Rolling back SELECT query took hours, used high CPU and very low disk. I couldn't see why.

  • A user ran the below command against one of our production servers (table name and ID value substituted). This is the complete problem query.

    SELECT DATA.ID
    FROM (
      SELECT 123456 AS ID
      UNION ALL SELECT 123457
     ... another 1000000 rows of the above UNION ALL SELECT <ID>...
    ) AS DATA
    WHERE NOT EXISTS (
    SELECT *
    FROM TABLE1
    WHERE TABLE1.ID = DATA.ID
    )

    This ran for two hours, then, after consulting with the user, I ran a KILL against the session's ID ago. After six further hours it was still rolling back (Task state was KILLED/ROLLBACK) and I restarted the SQL Server service to resolve the issue.  I expected it to end the SELECT query after a few seconds at most, and I couldn't see why.

    I'd like to be able to learn from this situation. I could really do with someone looking at what I've found, and pointing out where I could have better investigated to find what's going on.

    Here's the results of my investigation:

    The SQL Server instance is very low on memory
    I read from the Perfmon counter SQLServer:Memory Manager:Free Memory (KB) that memory is nearly at full-use  (it was varying between 40,000KB and 18,000KB free). I think that's a key.
    There was no paging happening (Perfmon counter Memory : Pages/sec sits at 0), I think because it had hit SQL Server's Max Memory of 12,000[MB].
    The virtual machine has 16GB of memory attached.

    This server is in a VMWare virtual machine, I could have perhaps ask for more memory to be hot-added to the box, but not in-time for the next loading window. I could have increased SQL's Max Memory to 14GB, which SQL would use, but that would only leave 2GB for Windows, causing the OS to page to disk.

    CPU usage was high, but has a saw shape.
    sp_WhoIsActive showed the CPU increasing at a rate of approximately 83000 [milliseconds] per minute and using 200MB of memory.
    Activity Monitor showed CPU between 40% and 70%. The shape of that processor time graph looks saw-like, but I don't know what to make of that - the CPU pressure was not consistent, but I don't know what to infer from that.

    The VM has two physical CPUs, 4 logical cores, running at 2.4Ghz.

    This query did no reads/writes, and had no open transactions
    sp_WhoIsActive showed 0 reads,writes and physical reads for this query
    sp_WhoIsActive showed 0 open transactions and 0 tempdb allocations
    sp_WhoIsActive showed the status as runnable
    sp_WhoIsActive showed no other running tasks (besides the occasional operational query, which completed without issue)

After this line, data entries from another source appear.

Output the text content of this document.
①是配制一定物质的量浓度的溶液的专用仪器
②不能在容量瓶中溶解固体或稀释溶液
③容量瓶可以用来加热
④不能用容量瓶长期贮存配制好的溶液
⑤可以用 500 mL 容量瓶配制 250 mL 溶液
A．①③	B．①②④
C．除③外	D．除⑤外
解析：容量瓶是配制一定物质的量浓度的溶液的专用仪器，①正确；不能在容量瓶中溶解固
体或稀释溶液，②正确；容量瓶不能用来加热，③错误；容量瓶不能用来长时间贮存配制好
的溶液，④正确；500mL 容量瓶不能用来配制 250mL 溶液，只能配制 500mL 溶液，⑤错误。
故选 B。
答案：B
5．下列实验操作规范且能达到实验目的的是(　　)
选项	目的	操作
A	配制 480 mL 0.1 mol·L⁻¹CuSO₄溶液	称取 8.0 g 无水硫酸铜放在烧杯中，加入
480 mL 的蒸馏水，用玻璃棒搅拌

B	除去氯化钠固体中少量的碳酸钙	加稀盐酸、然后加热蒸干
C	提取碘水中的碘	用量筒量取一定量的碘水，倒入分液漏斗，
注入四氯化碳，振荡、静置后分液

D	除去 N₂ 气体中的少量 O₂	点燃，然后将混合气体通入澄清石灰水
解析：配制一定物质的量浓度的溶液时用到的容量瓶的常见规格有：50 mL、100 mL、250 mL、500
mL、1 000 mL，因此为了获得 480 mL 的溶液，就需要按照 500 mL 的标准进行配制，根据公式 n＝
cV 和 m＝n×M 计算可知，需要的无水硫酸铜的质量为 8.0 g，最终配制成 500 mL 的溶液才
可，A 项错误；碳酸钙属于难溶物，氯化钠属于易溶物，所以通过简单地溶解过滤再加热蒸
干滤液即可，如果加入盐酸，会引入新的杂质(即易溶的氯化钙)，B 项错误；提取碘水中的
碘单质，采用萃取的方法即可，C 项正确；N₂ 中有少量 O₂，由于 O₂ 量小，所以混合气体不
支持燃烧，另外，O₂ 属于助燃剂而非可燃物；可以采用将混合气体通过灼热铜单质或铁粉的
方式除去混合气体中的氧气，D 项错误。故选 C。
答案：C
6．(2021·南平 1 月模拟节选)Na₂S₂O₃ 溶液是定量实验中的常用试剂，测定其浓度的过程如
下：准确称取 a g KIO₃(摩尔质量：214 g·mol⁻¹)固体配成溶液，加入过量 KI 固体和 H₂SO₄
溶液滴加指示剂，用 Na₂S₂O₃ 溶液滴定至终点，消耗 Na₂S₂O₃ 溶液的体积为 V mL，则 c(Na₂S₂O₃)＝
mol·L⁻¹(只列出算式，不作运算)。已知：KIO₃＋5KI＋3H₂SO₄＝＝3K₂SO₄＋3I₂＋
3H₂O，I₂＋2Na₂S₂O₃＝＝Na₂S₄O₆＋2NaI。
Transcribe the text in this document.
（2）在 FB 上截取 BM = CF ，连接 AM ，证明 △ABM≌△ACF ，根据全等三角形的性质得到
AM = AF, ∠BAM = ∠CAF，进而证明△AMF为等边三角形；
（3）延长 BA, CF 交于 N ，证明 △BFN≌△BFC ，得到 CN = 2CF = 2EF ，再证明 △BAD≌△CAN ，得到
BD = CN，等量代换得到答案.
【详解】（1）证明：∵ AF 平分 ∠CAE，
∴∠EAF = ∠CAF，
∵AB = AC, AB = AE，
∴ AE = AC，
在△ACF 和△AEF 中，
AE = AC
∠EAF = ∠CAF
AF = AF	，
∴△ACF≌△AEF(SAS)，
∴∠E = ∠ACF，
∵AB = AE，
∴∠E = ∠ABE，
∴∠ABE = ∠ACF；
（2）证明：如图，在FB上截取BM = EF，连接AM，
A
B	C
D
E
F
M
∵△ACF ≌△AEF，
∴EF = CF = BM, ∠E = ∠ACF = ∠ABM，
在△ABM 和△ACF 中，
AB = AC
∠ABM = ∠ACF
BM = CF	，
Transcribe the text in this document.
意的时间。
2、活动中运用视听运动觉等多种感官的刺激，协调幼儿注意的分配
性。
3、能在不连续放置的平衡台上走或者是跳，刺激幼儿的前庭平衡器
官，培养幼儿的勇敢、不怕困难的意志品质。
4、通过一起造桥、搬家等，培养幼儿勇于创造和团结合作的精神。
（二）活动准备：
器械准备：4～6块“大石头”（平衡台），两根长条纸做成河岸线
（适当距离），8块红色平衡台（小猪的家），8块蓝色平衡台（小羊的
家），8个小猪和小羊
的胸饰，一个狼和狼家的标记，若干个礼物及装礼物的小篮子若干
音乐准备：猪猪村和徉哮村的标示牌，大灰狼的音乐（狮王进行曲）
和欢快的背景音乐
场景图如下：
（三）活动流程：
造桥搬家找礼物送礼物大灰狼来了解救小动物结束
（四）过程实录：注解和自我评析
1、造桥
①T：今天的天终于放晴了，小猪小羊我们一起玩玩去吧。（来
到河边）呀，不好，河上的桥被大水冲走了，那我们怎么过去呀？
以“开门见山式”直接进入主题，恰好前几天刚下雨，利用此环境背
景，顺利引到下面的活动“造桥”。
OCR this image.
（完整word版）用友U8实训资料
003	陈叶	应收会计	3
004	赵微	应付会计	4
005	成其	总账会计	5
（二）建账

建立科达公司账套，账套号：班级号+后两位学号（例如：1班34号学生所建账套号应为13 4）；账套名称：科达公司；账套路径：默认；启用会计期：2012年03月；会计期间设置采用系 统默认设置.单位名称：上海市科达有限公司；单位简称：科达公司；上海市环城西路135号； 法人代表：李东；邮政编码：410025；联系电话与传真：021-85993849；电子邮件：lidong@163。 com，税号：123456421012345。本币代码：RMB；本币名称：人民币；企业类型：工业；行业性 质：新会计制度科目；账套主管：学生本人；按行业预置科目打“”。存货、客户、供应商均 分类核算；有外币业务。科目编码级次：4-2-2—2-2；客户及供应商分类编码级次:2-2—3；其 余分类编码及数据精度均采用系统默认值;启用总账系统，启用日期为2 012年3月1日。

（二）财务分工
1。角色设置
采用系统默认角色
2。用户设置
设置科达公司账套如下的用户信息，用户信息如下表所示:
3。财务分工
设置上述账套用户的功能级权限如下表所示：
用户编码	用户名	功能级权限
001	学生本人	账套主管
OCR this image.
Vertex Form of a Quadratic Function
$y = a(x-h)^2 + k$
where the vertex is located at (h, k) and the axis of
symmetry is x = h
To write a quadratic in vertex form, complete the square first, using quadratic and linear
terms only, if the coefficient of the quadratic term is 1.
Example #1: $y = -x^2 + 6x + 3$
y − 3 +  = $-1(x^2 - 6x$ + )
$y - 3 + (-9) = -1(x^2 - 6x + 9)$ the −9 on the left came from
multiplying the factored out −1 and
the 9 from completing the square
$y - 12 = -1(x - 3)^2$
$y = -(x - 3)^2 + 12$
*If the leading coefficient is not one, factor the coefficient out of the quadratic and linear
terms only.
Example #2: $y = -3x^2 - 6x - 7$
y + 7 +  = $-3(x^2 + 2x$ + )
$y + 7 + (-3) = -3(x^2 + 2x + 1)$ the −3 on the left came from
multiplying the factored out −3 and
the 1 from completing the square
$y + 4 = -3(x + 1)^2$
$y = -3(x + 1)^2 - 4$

    Other queries were (thankfully!) not blocked by this statement
    This table is loaded nightly, so this query didn't block INSERT/UPDATEs, allowing users to continue as normal during the workday (with a slower SQL server). 

    There were no concerning waits
    I didn't see any significant waits in sys.dm_os_waiting_tasks over 60 seconds


    This probably wasn't an I/O issue

    Activity Monitor Data File I/O Response Times were <= 10ms, except tempdb, which jumped up to 450-500ms on occasion.
    There were no problem latch waits, which I'd expect for an I/O issue.

    I could not get an estimated query plan
    This may have been a non-optimal thing to have done; I tried to get an estimated query plan to see if that would yield more information after five hours waiting. It waited on a RESOURCE_SEMAPHORE_QUERY_COMPILE wait, and I stopped it after approximately 30 seconds.

    No data was manipulated by the problem query
    There were no open transaction or data written/read from disk by the query, so this problem query didn't have any hostages. Restarting the SQL Server service seemed a reasonable choice to resolve the issue without further incident.

    My diagnosis
    The low memory issue had prevented this query from running, and caused problems killing it. This query did no data manipulation, so restarting the SQL Server service to resolve the problem before the following loading window was a reasonable course of action.

    Again, I'd really appreciate advice on how I could have investigated this better, any insight as to what what was going on during the six hours it took for this statement to die, and/or whether the solution I chose - restarting the SQL Server service - was reasonable, given the situation.

    Andrew P.

  • I've restarted the SQL Server service, which resolved the issue.

    I'd love to hear any suggestions on what I could have done differently to diagnose why the kill command wasn't able to quickly kill the session, or what you think could have caused this.

    Andrew

  • What about tempdb, looks to me like that could be part of the problem.